Geoffrey's ideas were stereotyped. To his mind, only great love on both sides could excuse so bizarre a marriage.
"Love!" cried Reggie. "What is Love? I can feel Love in music. I can feel it in poetry. I can see it in sunshine, in the wet woods, and in the phosphorescent sea. But in actual life! I think of things in too abstract a way ever to feel in love with anybody. So I don't think anybody could really fall in love with me. It is like religious faith. I have no faith, and yet I believe in faith. I have no love, and yet I have a great love for love. Blessed are they who have not seen, and yet have believed!"
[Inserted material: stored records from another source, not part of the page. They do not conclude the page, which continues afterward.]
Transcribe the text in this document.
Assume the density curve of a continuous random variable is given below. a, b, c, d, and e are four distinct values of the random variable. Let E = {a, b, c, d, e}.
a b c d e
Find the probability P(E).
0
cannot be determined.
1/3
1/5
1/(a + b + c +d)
When Reggie was in this mood Geoffrey despaired of getting any sense out of him, and he felt that the occasion was too serious for smiles.
They were walking back to the hotel in the direction of breakfast.
"Reggie, are you quite sure?" said his friend, solemnly.
"No, of course I'm not. I never could be."
"And are you intending to get married soon?"
"Not immediately, no: and all this is quite in confidence, please."
"I'm glad there's no hurry," grunted Geoffrey. He knew that the girl was light and worthless; but to have shown Reggie his proofs would have been to admit his own complicity; and to give a woman away so callously would be a greater offence against Good Form than his momentary and meaningless trespass.
"But there is one thing you have forgotten," said Reggie, rather bitterly.
"What's that, old chap?"
"When a fellow announces his engagement to the dearest little girl in all the world, his friends offer their congratulations. It's Good Form," he added maliciously.